3.3 Retiming Pipeline [15]

Register timing concept is used at implementation level to improve timing by reordering the combinational and sequential logic in the data path. This technique can optimize registers and the balance pipeline to achieve higher operating frequency. Figure 15a–c shows the common logic inferred with combinational delay, pipeline register logic and retiming registers logic, respectively. For proposed SAD design at implementation level, retiming pipeline has been used to improve the speed.

Fig. 15
figure 15

Concept of retiming after synthesis

3.4 Hardware Prototyping Setup

Represented in Fig. 16, the hardware was set up for prototyping on Xilinx Zybo kit (Artix-7 FPGA). The “foreman” video sequence has been prepared as data set for testing. The frame number 32 used as a current frame and frame number 30 used as a reference frame, which are stored in BRAM. These two data sets have been given as input to the SAD logic which computes the difference between the given two frames and stores it in flash memory.

Fig. 16
figure 16

Residual frame generation on FPGA

Further, the flash memory data is provided as input to video controller unit to display the reconstructed residual frame on monitor as shown in inset of Fig. 16. Due to default tiles configuration of monitor (output display), output image of video controller unit displays all over the monitor screen.

4 Results and Discussion

The design comparison of proposed work with existing design is shown in Table 2. More work has been reported on 65 nm technology node in past ten years [4, 7, 8], whereas very few work has been reported on 28 nm technology node [6]. The proposed design shows higher operating frequency because of the techniques employed as shown in Table 3, which optimizes the speed on the expense of higher number of LUTs and register as compared to 65 nm technology node.

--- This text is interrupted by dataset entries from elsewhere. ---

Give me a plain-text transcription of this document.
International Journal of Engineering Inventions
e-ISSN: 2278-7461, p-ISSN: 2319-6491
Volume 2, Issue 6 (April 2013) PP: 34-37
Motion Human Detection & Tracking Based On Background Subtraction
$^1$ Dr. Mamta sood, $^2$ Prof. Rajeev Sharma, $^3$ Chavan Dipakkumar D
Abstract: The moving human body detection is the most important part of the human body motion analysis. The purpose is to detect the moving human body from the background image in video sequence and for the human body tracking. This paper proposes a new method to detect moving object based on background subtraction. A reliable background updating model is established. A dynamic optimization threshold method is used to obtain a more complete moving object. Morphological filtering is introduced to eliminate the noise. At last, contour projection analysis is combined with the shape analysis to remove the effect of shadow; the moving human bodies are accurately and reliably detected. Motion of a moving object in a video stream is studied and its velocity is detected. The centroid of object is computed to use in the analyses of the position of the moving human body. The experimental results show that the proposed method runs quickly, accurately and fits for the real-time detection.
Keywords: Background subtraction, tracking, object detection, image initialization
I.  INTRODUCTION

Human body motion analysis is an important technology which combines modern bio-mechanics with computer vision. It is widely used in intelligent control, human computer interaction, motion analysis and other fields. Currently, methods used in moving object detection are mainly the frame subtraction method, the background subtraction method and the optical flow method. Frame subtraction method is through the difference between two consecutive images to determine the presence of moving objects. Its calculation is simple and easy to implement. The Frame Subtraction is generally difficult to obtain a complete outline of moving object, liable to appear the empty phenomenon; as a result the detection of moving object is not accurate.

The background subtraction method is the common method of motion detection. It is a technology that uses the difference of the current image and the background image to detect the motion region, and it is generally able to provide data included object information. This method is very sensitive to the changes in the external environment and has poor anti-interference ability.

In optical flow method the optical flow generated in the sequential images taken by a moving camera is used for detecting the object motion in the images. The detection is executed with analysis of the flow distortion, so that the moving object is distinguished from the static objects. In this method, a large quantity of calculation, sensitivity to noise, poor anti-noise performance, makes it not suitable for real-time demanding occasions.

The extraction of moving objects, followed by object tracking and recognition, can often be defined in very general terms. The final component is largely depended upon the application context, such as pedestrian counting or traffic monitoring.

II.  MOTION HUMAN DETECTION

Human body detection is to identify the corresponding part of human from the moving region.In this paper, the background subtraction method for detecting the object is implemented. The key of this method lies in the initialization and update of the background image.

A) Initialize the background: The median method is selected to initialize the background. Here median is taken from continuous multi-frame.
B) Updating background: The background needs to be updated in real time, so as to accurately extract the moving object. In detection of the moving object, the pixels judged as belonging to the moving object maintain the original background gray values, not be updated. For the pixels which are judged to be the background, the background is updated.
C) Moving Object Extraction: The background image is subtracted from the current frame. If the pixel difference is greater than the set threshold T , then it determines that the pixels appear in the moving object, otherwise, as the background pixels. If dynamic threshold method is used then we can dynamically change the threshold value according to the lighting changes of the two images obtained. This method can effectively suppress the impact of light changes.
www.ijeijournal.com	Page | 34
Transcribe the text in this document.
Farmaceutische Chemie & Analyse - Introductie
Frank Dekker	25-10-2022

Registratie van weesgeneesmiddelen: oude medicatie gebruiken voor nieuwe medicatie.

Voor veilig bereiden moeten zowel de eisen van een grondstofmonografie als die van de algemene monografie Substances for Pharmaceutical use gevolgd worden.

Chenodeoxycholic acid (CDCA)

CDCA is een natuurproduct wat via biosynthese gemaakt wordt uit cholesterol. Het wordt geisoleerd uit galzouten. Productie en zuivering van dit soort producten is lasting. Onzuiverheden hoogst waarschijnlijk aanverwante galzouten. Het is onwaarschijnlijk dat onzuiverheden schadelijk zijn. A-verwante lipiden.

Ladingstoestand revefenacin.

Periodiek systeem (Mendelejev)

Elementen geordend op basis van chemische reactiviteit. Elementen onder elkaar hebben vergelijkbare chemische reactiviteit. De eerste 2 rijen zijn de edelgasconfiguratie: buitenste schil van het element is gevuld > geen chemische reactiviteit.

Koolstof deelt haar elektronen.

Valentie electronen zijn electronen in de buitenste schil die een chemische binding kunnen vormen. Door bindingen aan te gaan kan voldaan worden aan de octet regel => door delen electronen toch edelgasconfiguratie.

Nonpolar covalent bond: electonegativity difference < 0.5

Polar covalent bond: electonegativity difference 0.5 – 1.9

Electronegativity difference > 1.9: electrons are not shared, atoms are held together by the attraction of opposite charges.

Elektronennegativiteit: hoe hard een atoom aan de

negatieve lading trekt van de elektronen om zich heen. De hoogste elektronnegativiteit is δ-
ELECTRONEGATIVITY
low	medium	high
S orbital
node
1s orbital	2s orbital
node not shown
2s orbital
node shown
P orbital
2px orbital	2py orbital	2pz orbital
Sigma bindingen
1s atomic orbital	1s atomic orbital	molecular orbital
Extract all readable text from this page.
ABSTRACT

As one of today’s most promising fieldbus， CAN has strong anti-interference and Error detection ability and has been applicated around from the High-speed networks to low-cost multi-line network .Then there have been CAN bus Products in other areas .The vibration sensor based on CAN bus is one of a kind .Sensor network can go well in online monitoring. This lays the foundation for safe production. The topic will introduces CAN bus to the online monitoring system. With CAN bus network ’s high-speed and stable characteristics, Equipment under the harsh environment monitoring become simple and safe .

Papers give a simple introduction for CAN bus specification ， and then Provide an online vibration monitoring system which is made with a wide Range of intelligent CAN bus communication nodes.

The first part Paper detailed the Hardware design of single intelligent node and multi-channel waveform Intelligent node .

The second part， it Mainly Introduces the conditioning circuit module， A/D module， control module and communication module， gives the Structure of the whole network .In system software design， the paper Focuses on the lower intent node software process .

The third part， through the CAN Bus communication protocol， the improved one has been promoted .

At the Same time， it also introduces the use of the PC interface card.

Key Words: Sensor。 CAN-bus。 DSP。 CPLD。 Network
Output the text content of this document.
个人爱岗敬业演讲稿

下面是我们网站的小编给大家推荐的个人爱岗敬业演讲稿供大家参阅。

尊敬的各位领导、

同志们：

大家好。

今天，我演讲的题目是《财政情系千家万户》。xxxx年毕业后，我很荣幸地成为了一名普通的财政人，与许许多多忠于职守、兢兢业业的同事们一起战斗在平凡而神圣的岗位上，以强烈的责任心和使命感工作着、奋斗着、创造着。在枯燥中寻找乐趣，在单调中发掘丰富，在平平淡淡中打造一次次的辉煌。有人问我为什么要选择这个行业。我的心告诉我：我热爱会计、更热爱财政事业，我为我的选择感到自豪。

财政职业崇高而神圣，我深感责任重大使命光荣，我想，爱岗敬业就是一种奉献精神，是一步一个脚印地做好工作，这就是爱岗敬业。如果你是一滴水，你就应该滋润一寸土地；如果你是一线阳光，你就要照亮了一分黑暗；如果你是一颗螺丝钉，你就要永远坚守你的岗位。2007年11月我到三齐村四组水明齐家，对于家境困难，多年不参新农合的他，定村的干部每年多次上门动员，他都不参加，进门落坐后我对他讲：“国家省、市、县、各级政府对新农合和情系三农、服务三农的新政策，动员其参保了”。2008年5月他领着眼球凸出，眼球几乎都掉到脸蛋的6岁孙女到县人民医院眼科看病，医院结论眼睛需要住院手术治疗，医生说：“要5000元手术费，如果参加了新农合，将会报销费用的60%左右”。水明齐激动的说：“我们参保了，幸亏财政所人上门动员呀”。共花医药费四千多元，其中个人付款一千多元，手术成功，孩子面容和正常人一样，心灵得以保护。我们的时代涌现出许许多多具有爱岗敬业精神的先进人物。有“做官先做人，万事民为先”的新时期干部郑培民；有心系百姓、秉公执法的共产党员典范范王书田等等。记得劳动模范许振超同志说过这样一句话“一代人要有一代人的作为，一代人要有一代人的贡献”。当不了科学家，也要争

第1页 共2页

Table 2 FPGA implementation results and comparison
Table 3 List of optimization techniques employed

The SAD design without optimization operates at 368 MHz with delay of 58.07 ns for each 64 × 64 block, whereas with optimization, it operates at 498.4 MHz with delay of 32.06 ns for each 64 × 64 block.

5 Conclusion

A mixed parallel-pipelined processing SAD architecture for ME has been presented. The architecture was synthesized and prototyped on Xilinx Artix-7 FPGA. The design uses 256 number of 4 × 4 SAD blocks which are operating in a mixed mode of parallel-pipeline to calculate SAD values of 64 × 64 block. The design operates at frequency of 498.4 MHz with the delay of 32.06 ns for each 64 × 64 block. The design performance has been improved at different levels viz. architecture, RTL modeling and implementation. This design can be used for any kind of ME processes including fast and full search algorithms. It can also be used in consumer electronics where the performance is most crucial.